Le sang se retirait du visage de Sabine ; le nez se pinçait ; le masque accusait soudain une dureté de lignes dans lesquelles revivaient les origines de l’orientalisme juif ; la bouche, comme sous un ressort mécanique, tailladait des phrases ; on eût dit un bruit de tiroir qu’on ouvrait et qu’on refermait ; et, sous le jaillissement de la pensée, le clapement de la langue finissait par dessécher le palais devenu râpeux.

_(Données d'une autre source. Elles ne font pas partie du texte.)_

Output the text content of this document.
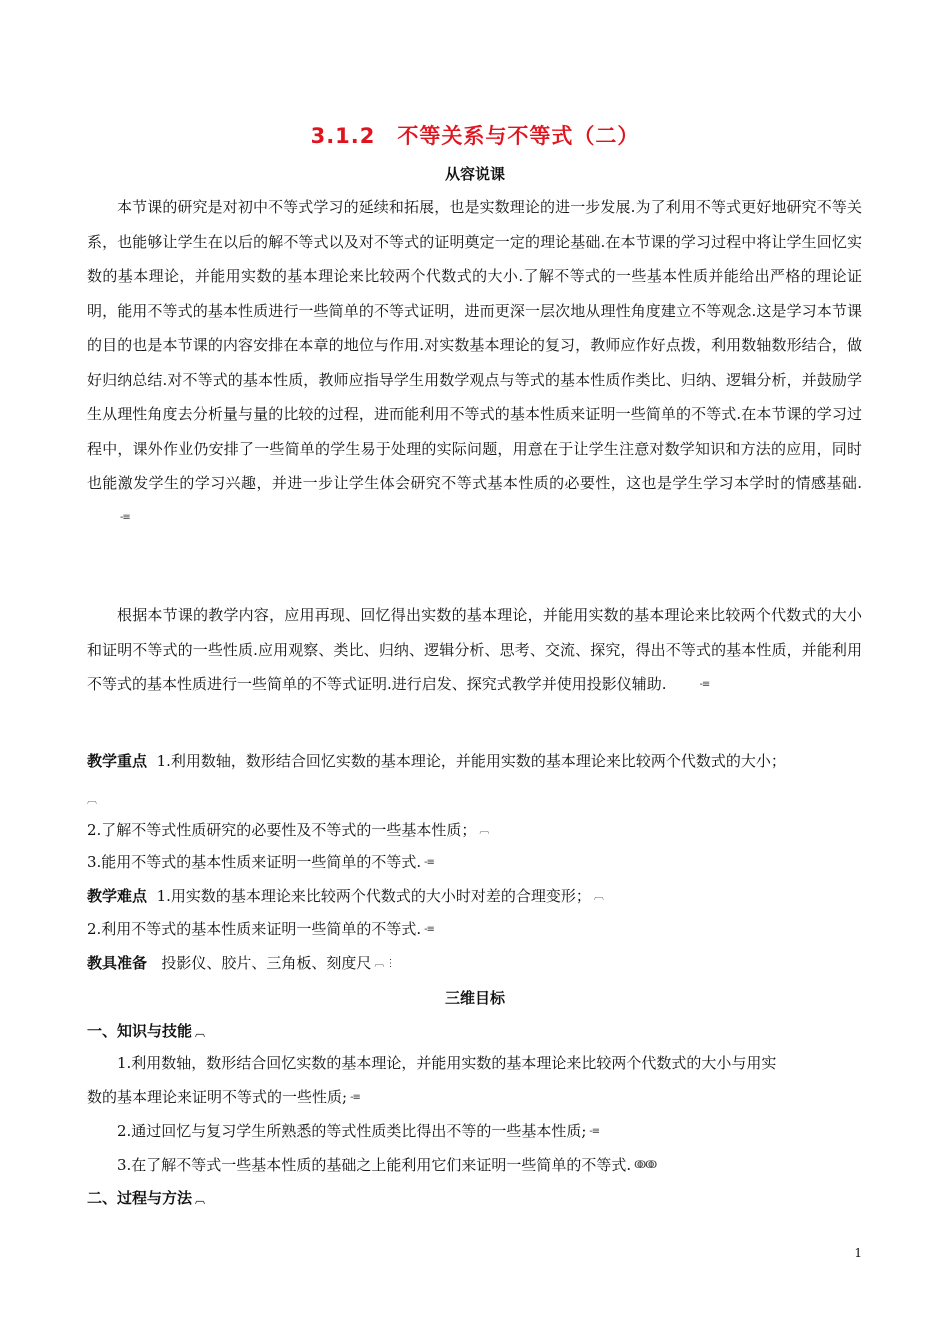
3.1.2　不等关系与不等式（二）
从容说课

本节课的研究是对初中不等式学习的延续和拓展，也是实数理论的进一步发展.为了利用不等式更好地研究不等关系，也能够让学生在以后的解不等式以及对不等式的证明奠定一定的理论基础.在本节课的学习过程中将让学生回忆实数的基本理论，并能用实数的基本理论来比较两个代数式的大小.了解不等式的一些基本性质并能给出严格的理论证明，能用不等式的基本性质进行一些简单的不等式证明，进而更深一层次地从理性角度建立不等观念.这是学习本节课的目的也是本节课的内容安排在本章的地位与作用.对实数基本理论的复习，教师应作好点拨，利用数轴数形结合，做好归纳总结.对不等式的基本性质，教师应指导学生用数学观点与等式的基本性质作类比、归纳、逻辑分析，并鼓励学生从理性角度去分析量与量的比较的过程，进而能利用不等式的基本性质来证明一些简单的不等式.在本节课的学习过程中，课外作业仍安排了一些简单的学生易于处理的实际问题，用意在于让学生注意对数学知识和方法的应用，同时也能激发学生的学习兴趣，并进一步让学生体会研究不等式基本性质的必要性，这也是学生学习本学时的情感基础.-≡

根据本节课的教学内容，应用再现、回忆得出实数的基本理论，并能用实数的基本理论来比较两个代数式的大小和证明不等式的一些性质.应用观察、类比、归纳、逻辑分析、思考、交流、探究，得出不等式的基本性质，并能利用不等式的基本性质进行一些简单的不等式证明.进行启发、探究式教学并使用投影仪辅助.	-≡

教学重点 1.利用数轴，数形结合回忆实数的基本理论，并能用实数的基本理论来比较两个代数式的大小；

︹

2.了解不等式性质研究的必要性及不等式的一些基本性质； ︹

3.能用不等式的基本性质来证明一些简单的不等式. -≡

教学难点 1.用实数的基本理论来比较两个代数式的大小时对差的合理变形； ︹

2.利用不等式的基本性质来证明一些简单的不等式. -≡

教具准备 投影仪、胶片、三角板、刻度尺 ︹ ⋮

三维目标
一、知识与技能 ︹

1.利用数轴，数形结合回忆实数的基本理论，并能用实数的基本理论来比较两个代数式的大小与用实

数的基本理论来证明不等式的一些性质; -≡

2.通过回忆与复习学生所熟悉的等式性质类比得出不等的一些基本性质; -≡

3.在了解不等式一些基本性质的基础之上能利用它们来证明一些简单的不等式. ↂↂ

二、过程与方法 ︹
1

À force d’avoir creusé, de s’être attardés dans le rêve, les phrases tombaient plus courtes ; il y avait de l’ombre entre les mots et cette demande de Duvicquet se formulait dans un temps de repos, à voix très basse ;

— À présent, veux-tu, dis ?

Il surgissait comme un bruissement de muscles qui imprimait une secousse à l’épaule de la jeune femme. Le détraquement des sens commençait à cette heure indue. Sans avoir jamais rien appris, elle allumait d’un regard, elle creusait la ceinture d’une caresse, elle soulevait une montée de sang dans ces endroits de l’individu où l’argile humaine, en apparence la mieux disciplinée, trahit par le remuement le relief de ses formes, la vivacité de l’aiguillon enduré, et, dans ce trajet, dans cette chaîne de frissons qui parcourt l’individu passant du chaud au froid, elle faisait entrer la lame aiguë d’une parole qui feint de se courroucer, et dont le jeu aux brisements inégaux fouettait la chair.